---
title: Memory | Letta Docs
description: Understand Letta Agent's self-improving memory system
---

With Letta Agent, you use the same agent indefinitely — across sessions, days, or months — and have it get better over time. Your agent remembers past interactions, learns your preferences, and self-edits its memory as it works.

Letta Agent also lets you customize your agent’s personality. With Claude Code or Codex, every user gets the same agent that acts identically. With Letta Agent, you can deeply personalize your agents to be unique to *you*.

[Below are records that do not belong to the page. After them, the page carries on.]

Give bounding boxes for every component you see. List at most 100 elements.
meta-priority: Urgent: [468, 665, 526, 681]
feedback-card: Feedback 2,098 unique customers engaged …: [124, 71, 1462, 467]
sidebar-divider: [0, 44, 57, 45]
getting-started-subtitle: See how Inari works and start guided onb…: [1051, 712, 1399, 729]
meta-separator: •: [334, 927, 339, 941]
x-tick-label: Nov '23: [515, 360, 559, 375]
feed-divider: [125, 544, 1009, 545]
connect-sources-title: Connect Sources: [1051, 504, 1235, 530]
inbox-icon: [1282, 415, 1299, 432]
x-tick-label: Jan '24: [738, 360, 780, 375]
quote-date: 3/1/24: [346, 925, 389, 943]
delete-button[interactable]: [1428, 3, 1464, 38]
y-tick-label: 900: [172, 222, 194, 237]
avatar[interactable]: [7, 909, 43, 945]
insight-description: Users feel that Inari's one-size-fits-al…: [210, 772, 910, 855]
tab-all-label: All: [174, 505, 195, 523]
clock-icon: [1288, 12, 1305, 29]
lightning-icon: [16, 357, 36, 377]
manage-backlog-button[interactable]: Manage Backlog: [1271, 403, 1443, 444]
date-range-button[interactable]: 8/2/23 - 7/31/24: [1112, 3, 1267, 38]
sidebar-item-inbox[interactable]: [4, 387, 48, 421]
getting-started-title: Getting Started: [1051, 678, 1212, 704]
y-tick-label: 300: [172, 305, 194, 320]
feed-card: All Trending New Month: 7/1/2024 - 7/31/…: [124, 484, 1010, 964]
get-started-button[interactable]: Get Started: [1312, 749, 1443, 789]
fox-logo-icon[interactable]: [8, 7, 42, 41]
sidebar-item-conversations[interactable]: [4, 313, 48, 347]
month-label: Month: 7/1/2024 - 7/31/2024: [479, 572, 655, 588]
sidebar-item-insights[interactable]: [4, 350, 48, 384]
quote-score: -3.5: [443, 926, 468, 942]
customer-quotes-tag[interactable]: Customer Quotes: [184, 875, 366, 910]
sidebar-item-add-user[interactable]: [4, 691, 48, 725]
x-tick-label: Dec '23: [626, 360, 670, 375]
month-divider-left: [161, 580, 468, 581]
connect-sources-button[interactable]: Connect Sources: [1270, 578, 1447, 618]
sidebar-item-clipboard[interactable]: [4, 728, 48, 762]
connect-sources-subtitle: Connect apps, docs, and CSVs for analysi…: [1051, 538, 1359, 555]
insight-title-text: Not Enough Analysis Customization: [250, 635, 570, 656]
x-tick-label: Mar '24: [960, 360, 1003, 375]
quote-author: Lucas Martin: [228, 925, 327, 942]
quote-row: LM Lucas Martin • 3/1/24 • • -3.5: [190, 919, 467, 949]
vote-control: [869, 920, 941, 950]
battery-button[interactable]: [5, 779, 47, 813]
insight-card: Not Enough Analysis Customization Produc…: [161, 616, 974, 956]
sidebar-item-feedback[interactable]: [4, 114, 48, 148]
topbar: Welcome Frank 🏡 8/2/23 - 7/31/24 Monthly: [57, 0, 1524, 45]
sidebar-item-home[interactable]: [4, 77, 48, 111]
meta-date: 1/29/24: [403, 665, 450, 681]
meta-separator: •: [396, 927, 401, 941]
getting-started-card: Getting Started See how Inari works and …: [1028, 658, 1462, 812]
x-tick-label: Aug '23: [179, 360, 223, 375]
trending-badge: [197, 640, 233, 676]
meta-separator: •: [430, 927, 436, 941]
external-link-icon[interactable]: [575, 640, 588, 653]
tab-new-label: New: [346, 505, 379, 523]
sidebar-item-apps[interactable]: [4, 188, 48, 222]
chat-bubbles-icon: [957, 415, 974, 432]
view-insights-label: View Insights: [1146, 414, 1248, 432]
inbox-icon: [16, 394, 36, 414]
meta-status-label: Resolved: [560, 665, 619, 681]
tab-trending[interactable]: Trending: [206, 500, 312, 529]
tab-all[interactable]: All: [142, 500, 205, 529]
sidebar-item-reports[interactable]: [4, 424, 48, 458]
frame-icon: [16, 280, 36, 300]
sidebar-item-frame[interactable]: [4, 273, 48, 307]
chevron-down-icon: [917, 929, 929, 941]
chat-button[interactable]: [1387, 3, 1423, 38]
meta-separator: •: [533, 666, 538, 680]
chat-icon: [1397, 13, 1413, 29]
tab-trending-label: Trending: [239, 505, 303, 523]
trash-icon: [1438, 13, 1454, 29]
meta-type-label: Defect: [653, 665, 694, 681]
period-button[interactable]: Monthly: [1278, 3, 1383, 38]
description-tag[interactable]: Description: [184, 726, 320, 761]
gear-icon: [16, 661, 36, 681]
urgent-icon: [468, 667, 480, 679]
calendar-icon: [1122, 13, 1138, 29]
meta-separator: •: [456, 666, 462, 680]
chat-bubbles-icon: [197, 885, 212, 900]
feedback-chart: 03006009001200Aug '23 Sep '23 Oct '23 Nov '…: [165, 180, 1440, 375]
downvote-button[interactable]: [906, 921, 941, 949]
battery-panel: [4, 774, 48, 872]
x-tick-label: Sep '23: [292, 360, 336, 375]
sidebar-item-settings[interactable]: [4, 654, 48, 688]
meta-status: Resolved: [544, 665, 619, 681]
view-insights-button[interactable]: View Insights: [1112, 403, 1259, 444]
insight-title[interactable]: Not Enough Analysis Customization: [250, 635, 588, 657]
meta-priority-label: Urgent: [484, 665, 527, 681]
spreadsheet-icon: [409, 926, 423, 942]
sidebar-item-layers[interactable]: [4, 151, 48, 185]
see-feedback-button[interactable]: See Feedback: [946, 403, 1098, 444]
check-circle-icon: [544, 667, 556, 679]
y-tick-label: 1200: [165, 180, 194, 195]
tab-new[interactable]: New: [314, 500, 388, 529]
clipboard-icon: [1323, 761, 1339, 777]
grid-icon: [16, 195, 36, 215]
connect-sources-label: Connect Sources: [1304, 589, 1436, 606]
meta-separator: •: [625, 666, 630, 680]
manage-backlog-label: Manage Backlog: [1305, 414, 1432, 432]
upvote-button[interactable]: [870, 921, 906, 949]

## Agents and conversations

In Letta Agent, there are two important session concepts: **agents** and **conversations**.

- An **agent** has a name, memory, model configuration, and collective message history.
- A **conversation** is a single message thread, or “session”, with an agent. One agent can have many parallel conversations.

When you run the `letta` CLI without any arguments, it resumes the default conversation with your last-used agent. To run multiple CLI sessions with one agent in parallel, use `letta --new` to start a new conversation, or `/new` while inside the CLI.

Letta Agent includes a default agent and a few example presets. To switch agents in the CLI, use `/agents`. You can favorite an agent with `/pin`, or by clicking the favorite button in the desktop app.

## Initializing memory

Run `/init` to bootstrap or refresh your agent’s memory. Letta Agent inspects the current project, asks about your working style when needed, and can review prior Claude Code and OpenAI Codex sessions using [subagents](/letta-agent/subagents/index.md).

If your memory structure has drifted or become messy, run `/doctor` to audit memory placement and token usage.

## Teaching your agent

Your agent can update memory on its own when it learns something durable. You can also direct it explicitly with `/remember`:

Terminal window

```
> /remember always use pnpm in this repo
```

## Dreaming (sleep-time compute)

Letta Agent can launch sleep-time or “dream” subagents that review recent conversations and write useful lessons into memory.

Use `/sleeptime` in the CLI to configure reflection, or click the sleeping alien icon in the app.

The trigger settings determine when the background dream runs:

- `Off`: disable dream subagents
- `Step count`: trigger a dream every N user messages
- `Compaction event`: trigger a dream when the context window is compacted

For larger cleanups, ask your agent to reorganize memory. The memory defragmentation flow backs up current memory, then launches a subagent to split large files, merge duplicates, and restructure the hierarchy.

## How memory is stored

Letta Agent stores agent memory in **MemFS**: a git-backed memory filesystem, also called a [context repository](https://www.letta.com/blog/context-repositories). MemFS projects the agent’s memory blocks into markdown files on the local machine with version history, conflict resolution, and direct inspection/editing when needed.

If your agent is running on [Constellation](/letta-agent/constellation/index.md), its memory is managed in Letta’s cloud service, and cloned locally in `$MEMORY_DIR` for your agent to edit.

If your agent is running on the local backend, its memory is stored in local git repos on your own machine - so make sure to back up your local agent’s state to prevent data loss.

## Memory structure

Each projected memory file is markdown with YAML frontmatter:

```
---
description: "Who I am, what I value, and how I approach working with people."
---


My name is Letta Agent. I'm a stateful coding assistant — I remember, I learn, and I grow.
```

## The `system/` directory

Files in `system/` are always loaded into the agent’s system prompt. This is where the agent keeps information it needs on every turn: persona, important user preferences, durable project facts, and critical workflow rules.

Files outside `system/` are visible through the memory tree, including their paths and descriptions, but their full contents are loaded only when relevant. This keeps the context window lean while preserving deeper reference material.

Your agent manages this hierarchy over time: creating files, reorganizing folders, and moving content in or out of `system/` as it learns what should stay in context.

## Skills in memory

Your agent can store skills inside its memory, allowing skills to travel with the agent, rather than remain stuck on a device. These skills live under `$MEMORY_DIR/skills`:

```
$MEMORY_DIR/skills/
└── my-skill/
    └── SKILL.md
```

Skills in this directory are owned by that agent and versioned with the rest of its memory repository. See the full [skills](/letta-agent/skills/index.md) docs for all skill sources and precedence rules.

## Git synchronization

When your agent edits memory, the changes are committed to the memory repository. Constellation agents push commits to sync back to the cloud; local-only agents commit to the local git repository.

Memory subagents, such as dream and doctor subagents, use git worktrees so they can write memory concurrently without blocking the main agent.